Here are several goals we want to achieve:

  • Construct the target engineered bacteria, including:
  • Construct the fully genetic circuit.
  • Verification of the water absorbance of colonic acid.
  • Develop a method combining experiment and Boolean modeling to assist the verification of pathways.
  • Popular basic knowledge of synthetic biology and diarrhea.
  • However, because of the limited time, we could only accomplish some preliminary verification of each part.

    Synthetic Biology Side

    This project would provide a basic idea for diarrhea treatment through a synthetic biology approach. By the way, it also proposes a method combining experiment and Boolean model to verify the synthetic circuit.


    [1]Liu, L.; Johnson, H. L.; Cousens, S., Global, regional, and national causes of child mortality: an updated systematic analysis for 2010 with time trends since 2000 (vol 379, pg 2151, 2012).

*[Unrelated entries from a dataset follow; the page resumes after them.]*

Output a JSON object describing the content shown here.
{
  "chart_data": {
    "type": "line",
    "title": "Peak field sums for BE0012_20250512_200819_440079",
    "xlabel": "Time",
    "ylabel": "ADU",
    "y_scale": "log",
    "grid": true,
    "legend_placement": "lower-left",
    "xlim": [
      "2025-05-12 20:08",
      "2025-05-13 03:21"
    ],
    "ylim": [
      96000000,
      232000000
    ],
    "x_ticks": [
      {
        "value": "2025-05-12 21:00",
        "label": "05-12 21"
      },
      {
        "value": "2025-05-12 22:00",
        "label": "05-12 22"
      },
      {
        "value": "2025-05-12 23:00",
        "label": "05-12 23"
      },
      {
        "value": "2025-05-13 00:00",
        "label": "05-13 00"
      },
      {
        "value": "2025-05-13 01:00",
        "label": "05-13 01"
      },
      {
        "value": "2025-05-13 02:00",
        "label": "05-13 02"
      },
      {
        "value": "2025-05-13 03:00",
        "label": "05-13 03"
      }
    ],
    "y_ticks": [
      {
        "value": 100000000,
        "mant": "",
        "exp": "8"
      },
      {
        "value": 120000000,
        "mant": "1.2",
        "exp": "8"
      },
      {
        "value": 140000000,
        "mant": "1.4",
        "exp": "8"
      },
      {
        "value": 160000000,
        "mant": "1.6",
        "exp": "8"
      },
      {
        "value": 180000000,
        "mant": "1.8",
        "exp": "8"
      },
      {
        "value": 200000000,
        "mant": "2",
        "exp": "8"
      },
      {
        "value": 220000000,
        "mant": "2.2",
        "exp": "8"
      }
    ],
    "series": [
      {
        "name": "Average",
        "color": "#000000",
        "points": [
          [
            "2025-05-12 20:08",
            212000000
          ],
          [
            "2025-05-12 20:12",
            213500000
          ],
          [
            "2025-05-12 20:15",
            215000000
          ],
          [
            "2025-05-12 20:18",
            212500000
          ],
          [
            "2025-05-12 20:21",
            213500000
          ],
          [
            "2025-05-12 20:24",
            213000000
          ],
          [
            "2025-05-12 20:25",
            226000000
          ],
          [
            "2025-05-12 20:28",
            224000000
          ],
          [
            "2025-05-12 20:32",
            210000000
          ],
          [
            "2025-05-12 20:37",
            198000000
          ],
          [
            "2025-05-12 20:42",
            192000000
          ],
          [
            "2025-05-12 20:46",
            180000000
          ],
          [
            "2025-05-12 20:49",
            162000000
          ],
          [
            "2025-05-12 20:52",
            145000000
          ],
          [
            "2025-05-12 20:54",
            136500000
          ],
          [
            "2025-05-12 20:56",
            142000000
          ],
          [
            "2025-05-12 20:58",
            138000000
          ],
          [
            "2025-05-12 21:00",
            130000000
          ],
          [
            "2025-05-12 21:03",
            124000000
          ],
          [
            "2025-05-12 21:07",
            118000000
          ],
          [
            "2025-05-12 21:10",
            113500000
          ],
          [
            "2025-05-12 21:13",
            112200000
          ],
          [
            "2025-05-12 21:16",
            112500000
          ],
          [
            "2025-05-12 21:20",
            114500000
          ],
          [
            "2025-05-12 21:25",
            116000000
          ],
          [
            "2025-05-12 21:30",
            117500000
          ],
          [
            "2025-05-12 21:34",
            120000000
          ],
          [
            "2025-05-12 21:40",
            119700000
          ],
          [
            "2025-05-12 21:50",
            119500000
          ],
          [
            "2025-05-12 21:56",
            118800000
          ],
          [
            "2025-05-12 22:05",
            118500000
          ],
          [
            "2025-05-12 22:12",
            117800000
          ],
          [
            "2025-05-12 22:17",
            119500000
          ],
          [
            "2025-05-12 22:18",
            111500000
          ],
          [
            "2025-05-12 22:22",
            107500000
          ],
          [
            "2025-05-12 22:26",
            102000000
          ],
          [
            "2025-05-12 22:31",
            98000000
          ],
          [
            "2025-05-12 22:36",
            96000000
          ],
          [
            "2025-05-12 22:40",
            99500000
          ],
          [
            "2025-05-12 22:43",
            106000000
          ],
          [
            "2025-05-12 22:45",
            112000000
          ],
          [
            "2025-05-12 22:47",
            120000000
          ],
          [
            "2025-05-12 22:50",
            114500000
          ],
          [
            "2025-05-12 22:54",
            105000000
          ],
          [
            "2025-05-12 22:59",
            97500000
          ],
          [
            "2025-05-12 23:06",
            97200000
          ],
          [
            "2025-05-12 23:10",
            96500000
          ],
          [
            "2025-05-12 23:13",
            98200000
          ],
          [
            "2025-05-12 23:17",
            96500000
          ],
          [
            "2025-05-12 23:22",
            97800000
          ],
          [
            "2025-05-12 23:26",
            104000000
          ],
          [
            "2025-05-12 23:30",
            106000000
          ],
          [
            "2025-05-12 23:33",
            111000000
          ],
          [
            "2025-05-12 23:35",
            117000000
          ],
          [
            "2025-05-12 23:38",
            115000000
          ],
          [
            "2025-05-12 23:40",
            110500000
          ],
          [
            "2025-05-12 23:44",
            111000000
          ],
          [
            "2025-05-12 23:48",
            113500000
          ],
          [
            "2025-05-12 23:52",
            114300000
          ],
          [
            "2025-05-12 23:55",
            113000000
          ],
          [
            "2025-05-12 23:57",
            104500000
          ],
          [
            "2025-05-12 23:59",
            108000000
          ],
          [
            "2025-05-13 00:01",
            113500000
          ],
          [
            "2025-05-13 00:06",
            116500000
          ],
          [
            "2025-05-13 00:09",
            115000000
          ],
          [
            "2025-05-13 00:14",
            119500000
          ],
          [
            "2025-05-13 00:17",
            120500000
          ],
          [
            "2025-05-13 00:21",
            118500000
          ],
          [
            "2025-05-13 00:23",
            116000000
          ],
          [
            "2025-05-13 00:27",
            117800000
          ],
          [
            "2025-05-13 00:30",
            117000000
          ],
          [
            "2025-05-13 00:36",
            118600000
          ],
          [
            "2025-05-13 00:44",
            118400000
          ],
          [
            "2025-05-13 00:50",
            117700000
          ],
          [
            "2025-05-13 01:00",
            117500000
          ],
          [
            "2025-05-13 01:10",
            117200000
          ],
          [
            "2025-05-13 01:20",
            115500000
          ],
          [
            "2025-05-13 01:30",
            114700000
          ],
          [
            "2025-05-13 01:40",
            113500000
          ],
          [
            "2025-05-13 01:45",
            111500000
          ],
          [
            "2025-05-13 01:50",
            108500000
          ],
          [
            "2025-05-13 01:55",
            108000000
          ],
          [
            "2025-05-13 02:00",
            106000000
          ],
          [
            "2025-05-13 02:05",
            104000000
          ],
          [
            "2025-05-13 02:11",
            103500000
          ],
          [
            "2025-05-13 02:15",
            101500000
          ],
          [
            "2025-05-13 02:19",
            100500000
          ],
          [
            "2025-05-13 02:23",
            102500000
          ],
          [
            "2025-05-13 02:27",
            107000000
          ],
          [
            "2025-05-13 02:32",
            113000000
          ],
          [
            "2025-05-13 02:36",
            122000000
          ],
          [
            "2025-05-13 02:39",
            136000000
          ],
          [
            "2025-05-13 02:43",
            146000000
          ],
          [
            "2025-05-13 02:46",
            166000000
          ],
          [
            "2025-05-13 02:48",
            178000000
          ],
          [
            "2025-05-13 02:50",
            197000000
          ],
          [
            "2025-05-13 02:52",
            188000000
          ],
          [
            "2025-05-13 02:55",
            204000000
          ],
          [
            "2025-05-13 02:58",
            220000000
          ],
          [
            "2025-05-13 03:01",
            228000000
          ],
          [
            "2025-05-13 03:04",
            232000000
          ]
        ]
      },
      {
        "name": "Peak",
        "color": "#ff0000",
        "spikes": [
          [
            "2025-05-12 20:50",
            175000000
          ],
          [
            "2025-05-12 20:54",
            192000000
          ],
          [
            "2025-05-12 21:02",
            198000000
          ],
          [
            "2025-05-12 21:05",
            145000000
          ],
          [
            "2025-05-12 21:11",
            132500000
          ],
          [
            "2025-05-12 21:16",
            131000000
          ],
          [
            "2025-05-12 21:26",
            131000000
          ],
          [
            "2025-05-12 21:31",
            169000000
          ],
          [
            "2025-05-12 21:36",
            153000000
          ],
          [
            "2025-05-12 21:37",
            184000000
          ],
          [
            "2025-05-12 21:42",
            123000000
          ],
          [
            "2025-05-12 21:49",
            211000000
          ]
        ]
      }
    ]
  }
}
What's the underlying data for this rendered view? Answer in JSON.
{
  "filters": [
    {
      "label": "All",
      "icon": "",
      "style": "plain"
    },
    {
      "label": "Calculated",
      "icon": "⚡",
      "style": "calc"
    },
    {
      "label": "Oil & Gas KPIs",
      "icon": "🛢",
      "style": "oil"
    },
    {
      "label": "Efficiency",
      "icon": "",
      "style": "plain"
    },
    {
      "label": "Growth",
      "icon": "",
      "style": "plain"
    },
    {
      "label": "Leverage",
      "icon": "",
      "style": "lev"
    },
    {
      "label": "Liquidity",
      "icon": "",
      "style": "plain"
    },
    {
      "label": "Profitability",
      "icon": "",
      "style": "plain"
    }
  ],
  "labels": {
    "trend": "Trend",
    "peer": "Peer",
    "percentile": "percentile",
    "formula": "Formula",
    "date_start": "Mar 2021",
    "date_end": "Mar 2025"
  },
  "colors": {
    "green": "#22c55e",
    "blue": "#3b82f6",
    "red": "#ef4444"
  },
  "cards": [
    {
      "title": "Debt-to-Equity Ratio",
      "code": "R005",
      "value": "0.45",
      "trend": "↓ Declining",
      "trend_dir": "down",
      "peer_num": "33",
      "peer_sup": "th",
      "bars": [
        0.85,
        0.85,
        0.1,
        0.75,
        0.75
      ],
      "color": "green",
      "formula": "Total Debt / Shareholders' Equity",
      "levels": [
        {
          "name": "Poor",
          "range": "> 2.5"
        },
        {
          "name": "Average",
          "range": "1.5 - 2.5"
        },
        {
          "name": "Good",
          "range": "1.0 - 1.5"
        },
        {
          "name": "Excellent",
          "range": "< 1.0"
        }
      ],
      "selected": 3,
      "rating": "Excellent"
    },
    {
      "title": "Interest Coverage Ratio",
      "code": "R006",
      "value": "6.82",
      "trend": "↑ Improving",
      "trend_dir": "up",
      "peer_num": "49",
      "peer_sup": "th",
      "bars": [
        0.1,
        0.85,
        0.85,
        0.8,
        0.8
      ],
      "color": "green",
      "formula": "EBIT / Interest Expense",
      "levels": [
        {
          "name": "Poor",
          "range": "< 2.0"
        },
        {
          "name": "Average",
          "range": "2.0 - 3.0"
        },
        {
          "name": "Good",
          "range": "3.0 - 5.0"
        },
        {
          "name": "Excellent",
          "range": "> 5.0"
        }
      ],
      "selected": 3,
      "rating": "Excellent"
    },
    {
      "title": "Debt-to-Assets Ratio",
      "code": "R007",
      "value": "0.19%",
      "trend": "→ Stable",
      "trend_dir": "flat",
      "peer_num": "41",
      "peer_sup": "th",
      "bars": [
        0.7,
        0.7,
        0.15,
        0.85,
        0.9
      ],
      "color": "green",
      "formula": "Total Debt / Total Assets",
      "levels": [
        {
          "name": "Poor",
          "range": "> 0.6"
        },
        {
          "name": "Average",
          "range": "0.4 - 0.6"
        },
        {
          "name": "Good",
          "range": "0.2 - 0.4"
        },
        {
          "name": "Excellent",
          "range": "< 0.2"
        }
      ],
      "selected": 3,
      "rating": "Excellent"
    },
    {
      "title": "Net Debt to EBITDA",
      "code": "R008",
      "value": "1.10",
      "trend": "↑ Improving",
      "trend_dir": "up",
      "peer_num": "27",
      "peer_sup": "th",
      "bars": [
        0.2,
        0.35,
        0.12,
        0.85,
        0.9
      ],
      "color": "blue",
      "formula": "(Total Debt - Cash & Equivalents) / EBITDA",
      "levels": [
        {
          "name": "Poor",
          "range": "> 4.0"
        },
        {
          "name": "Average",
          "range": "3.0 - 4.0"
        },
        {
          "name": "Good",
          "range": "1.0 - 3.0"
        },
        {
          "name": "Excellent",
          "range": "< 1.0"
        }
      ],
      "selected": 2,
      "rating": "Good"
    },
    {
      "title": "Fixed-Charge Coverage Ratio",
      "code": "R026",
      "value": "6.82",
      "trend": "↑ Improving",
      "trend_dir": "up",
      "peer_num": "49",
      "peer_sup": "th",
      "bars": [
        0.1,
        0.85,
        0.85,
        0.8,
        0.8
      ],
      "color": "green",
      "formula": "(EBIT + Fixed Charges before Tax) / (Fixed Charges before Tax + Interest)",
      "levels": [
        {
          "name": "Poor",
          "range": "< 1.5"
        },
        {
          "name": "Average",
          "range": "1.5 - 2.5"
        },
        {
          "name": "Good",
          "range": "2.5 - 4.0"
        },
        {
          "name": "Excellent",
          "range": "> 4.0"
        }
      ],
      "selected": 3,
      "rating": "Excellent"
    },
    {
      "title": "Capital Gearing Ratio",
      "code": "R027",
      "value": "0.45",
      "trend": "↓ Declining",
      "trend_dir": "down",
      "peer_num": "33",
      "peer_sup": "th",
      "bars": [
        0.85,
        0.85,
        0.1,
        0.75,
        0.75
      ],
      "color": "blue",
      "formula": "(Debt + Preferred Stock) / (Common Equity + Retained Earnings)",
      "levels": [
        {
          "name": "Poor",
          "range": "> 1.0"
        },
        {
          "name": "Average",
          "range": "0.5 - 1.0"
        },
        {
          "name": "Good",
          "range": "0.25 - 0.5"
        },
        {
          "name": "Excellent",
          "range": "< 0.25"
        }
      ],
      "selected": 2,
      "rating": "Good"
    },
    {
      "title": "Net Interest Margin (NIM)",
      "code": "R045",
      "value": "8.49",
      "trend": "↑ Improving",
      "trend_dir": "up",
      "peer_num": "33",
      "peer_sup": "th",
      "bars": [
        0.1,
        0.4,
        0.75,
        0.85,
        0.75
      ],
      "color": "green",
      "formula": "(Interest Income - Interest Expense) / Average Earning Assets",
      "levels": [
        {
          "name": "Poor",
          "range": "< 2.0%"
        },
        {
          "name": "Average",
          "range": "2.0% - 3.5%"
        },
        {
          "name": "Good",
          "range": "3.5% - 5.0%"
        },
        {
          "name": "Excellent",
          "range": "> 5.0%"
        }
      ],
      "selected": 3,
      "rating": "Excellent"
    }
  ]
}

Lancet 2012, 380 (9850), 1308-1308.

    [2]Diarrhoeal disease. (accessed Oct 5, 2021).

    [3]Riglar, D. T.; Silver, P. A., Engineering bacteria for diagnostic and therapeutic applications. Nature Reviews Microbiology 2018, 16 (4), 214-225.

    [4]Duan, F. F.; Liu, J. H.; March, J. C., Engineered commensal bacteria reprogram intestinal cells into glucose-responsive insulin-secreting cells for the treatment of diabetes. Diabetes 2015, 64 (5), 1794-803.